Wally’s love for cookies was unquestionable. However, his business skills left a lot to be desired. He didn’t have what it took to take Cookie Kahuna to the next level on his own. He appeared on Shark Tank asking for $20,000 in exchange for 20% of his Cookie Kahuna company. However, it was clear that he wasn’t going to be handed over any money based on his name recognition alone.

Cookie Kahuna on Shark Tank

Shark Tank Season 8 Episode 3

Wally walked into Shark Tank, with a smile and kazoo. He greeted the Sharks with a song called “Cookies for Sharks.” He gave each of the Sharks each a plate of sample cookies, complete with a cold glass of milk. The Sharks agreed that Wally Amos was, in fact, a cookie legend, noting that the cookies were deliciously light and crunchy.

Robert inquired about production cost and profit margin. Wally pulled out a piece of paper to read his own notes. The Sharks weren’t impressed that he needed to read the information instead of knowing it offhand. He read that Costco buys a one-pound bag at $7.89. That same bag costs $5.25 to make. One bag had a minimal profit of $2.64, a margin of less than 20%. Robert pointed out that this is just not sustainable for a business, and noted that shipping costs could actually put him into debt.

Lori was the second Shark out, imparting advice that Wally should put his love and enthusiasm into another business that would be more profitable. Enthusiasm alone doesn’t sell cookies.

Robert appreciated Wally having a love for the product, but told him that it is more important for the business to work. The cookies were delicious, but the costs were too high, and the distribution was limited. For these reasons, Robert didn’t see Cookie Kahuna as being a long-time success. He didn’t make an offer.

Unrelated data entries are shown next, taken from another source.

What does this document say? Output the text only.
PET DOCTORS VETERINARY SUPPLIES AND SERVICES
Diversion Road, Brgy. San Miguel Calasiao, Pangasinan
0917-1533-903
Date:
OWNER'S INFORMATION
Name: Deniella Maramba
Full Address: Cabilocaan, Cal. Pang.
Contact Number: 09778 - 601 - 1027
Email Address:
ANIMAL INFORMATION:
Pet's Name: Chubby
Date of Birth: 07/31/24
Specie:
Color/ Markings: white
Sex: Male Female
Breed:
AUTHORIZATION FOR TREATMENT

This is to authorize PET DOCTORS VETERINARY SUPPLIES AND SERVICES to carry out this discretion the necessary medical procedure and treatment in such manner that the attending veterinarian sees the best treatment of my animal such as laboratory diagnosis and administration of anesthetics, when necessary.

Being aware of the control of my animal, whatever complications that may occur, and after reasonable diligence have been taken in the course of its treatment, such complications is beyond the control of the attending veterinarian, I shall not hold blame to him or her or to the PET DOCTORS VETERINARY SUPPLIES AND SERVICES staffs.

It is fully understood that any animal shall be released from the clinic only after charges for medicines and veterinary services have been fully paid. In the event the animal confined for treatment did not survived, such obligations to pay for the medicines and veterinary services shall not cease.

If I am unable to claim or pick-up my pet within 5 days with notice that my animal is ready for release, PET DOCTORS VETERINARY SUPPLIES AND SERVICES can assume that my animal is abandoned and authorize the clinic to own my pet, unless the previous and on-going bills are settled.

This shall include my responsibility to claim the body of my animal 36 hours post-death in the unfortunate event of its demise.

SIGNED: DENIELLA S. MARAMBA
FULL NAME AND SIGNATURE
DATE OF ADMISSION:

Barbara asked why he would want to start a second cookie business all over again when the first one ended the way it did. Wally said that he simply loves cookies and believes he could replicate the success of Famous Amos. Barbara backed out, noting that when Wally sold his business, he also sold his image and personality.  Her business experience told her that the error Wally made was costly and would prevent him from being in a second successful cookie business.

For the same reasons as Barbara, Kevin also backed out. He believed that with the challenges of not having access to the image and name of Famous Amos, Cookie Kahuna wasn’t an investable brand.

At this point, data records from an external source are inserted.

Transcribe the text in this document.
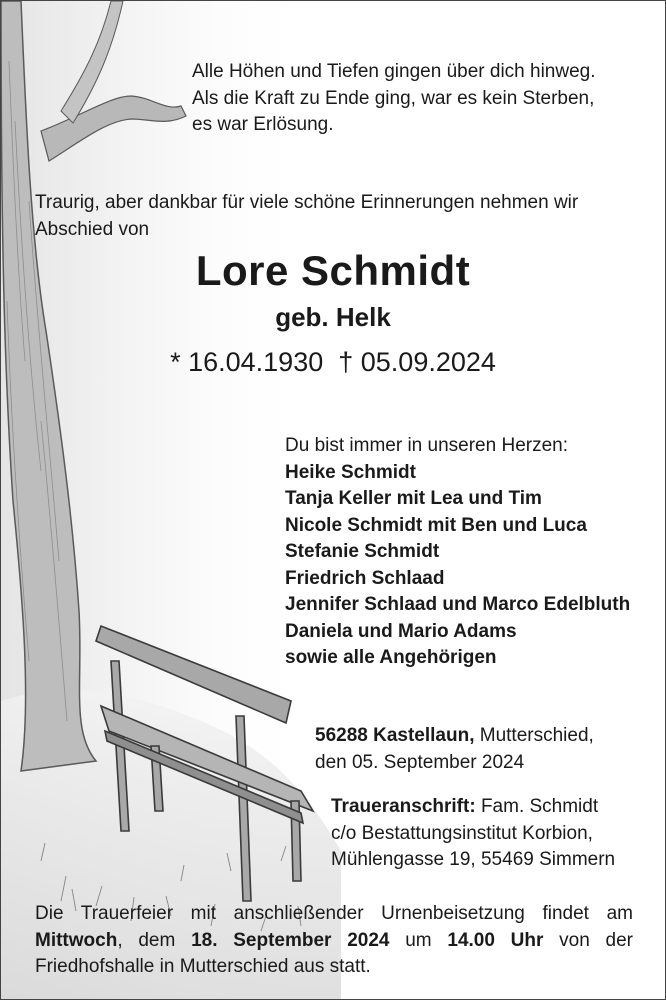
Alle Höhen und Tiefen gingen über dich hinweg.
Als die Kraft zu Ende ging, war es kein Sterben,
es war Erlösung.
Traurig, aber dankbar für viele schöne Erinnerungen nehmen wir
Abschied von
Lore Schmidt
geb. Helk
* 16.04.1930 † 05.09.2024
Du bist immer in unseren Herzen:
Heike Schmidt
Tanja Keller mit Lea und Tim
Nicole Schmidt mit Ben und Luca
Stefanie Schmidt
Friedrich Schlaad
Jennifer Schlaad und Marco Edelbluth
Daniela und Mario Adams
sowie alle Angehörigen
56288 Kastellaun, Mutterschied,
den 05. September 2024
Traueranschrift: Fam. Schmidt
c/o Bestattungsinstitut Korbion,
Mühlengasse 19, 55469 Simmern
Die Trauerfeier mit anschließender Urnenbeisetzung findet am
Mittwoch, dem 18. September 2024 um 14.00 Uhr von der
Friedhofshalle in Mutterschied aus statt.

Mark was the last Shark left to consider an offer. And as much as he wanted to make one, he was already involved with a cookie business. Because it was a conflict of interest, he had to back out as well.

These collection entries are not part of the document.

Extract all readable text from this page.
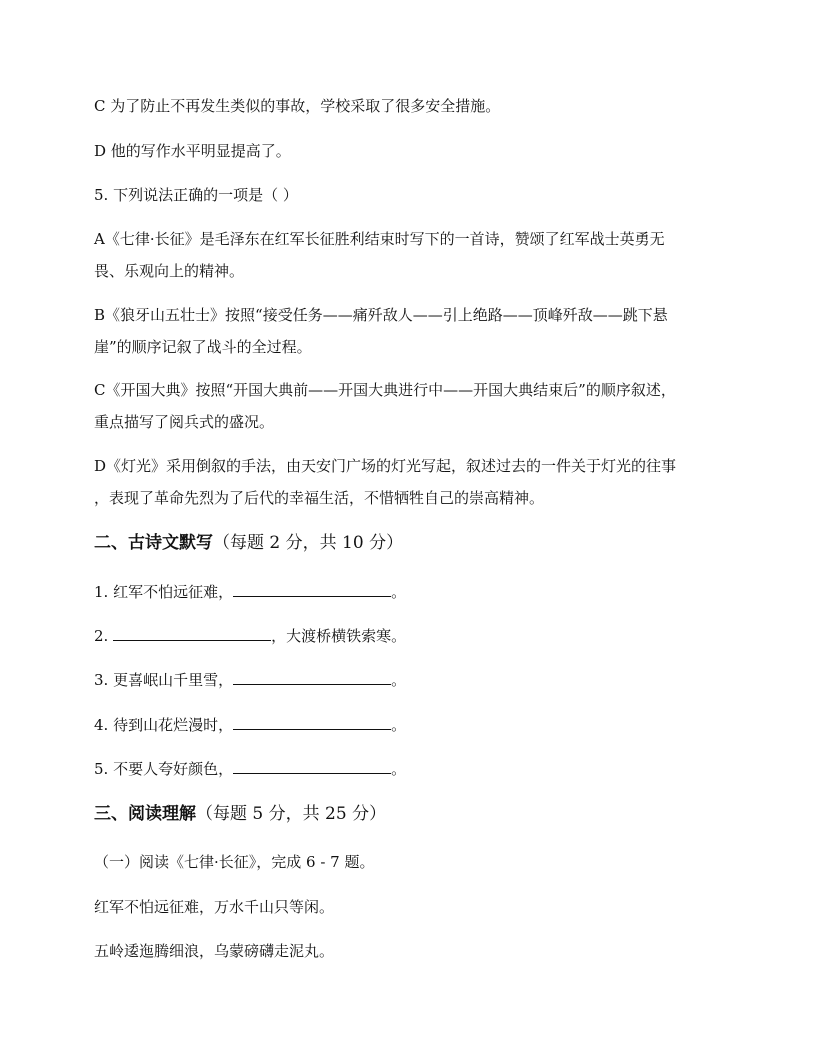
C 为了防止不再发生类似的事故，学校采取了很多安全措施。

D 他的写作水平明显提高了。

5. 下列说法正确的一项是（ ）

A《七律·长征》是毛泽东在红军长征胜利结束时写下的一首诗，赞颂了红军战士英勇无

畏、乐观向上的精神。

B《狼牙山五壮士》按照“接受任务——痛歼敌人——引上绝路——顶峰歼敌——跳下悬

崖”的顺序记叙了战斗的全过程。

C《开国大典》按照“开国大典前——开国大典进行中——开国大典结束后”的顺序叙述，

重点描写了阅兵式的盛况。

D《灯光》采用倒叙的手法，由天安门广场的灯光写起，叙述过去的一件关于灯光的往事

，表现了革命先烈为了后代的幸福生活，不惜牺牲自己的崇高精神。

二、古诗文默写（每题 2 分，共 10 分）

1. 红军不怕远征难，	。

2.	，大渡桥横铁索寒。

3. 更喜岷山千里雪，	。

4. 待到山花烂漫时，	。

5. 不要人夸好颜色，	。

三、阅读理解（每题 5 分，共 25 分）

（一）阅读《七律·长征》，完成 6 - 7 题。

红军不怕远征难，万水千山只等闲。

五岭逶迤腾细浪，乌蒙磅礴走泥丸。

It was very apparent to the Sharks that Wally Amos was a fantastic promoter, however, not a savvy businessman. He enjoyed being in front of customers, but; his focus was on selling a good time, not on how the cookies could make him money.

Wally may have walked away from Shark Tank without a deal, but he didn’t lose any enthusiasm. He left the show believing he would be able to take the Cookie Kahuna and build it as big if not bigger than Famous Amos.

Cookie Kahuna after Shark Tank

Despite walking away without an offer, Wally was happy with his Shark Tank experience. According to a post-show interview, the exposure of Shark Tank has given more awareness and media attention to Cookie Kahuna. He believes more exposure equates to more sales. He tells his customers to be on the lookout for surprises in the future.

Fortunately, Cookie Kahuna is still in operation. You can still purchase them online and have Wally’s cookies delivered to your door.

There is limited information on the cookies themselves other than that they are similar to the original Famous Amos cookies. Online, products seem to run out of stock online quickly. Distribution is still limited, but it is growing. It appears that Costco may be the first nationwide distributor of Cookie Kahuna cookies throughout the United States.

The 82-year-old Hawaiin-shirt loving Wally Amos won’t give up on his cookie dreams. He continues to sell where and when he can, offering discounts for almost all holidays on his social media accounts.

Disclaimer: The information provided in this article is strictly informational; SEO Insights is not affiliated with Cookie Kahuna, SharkTank, or any of its subsidiaries.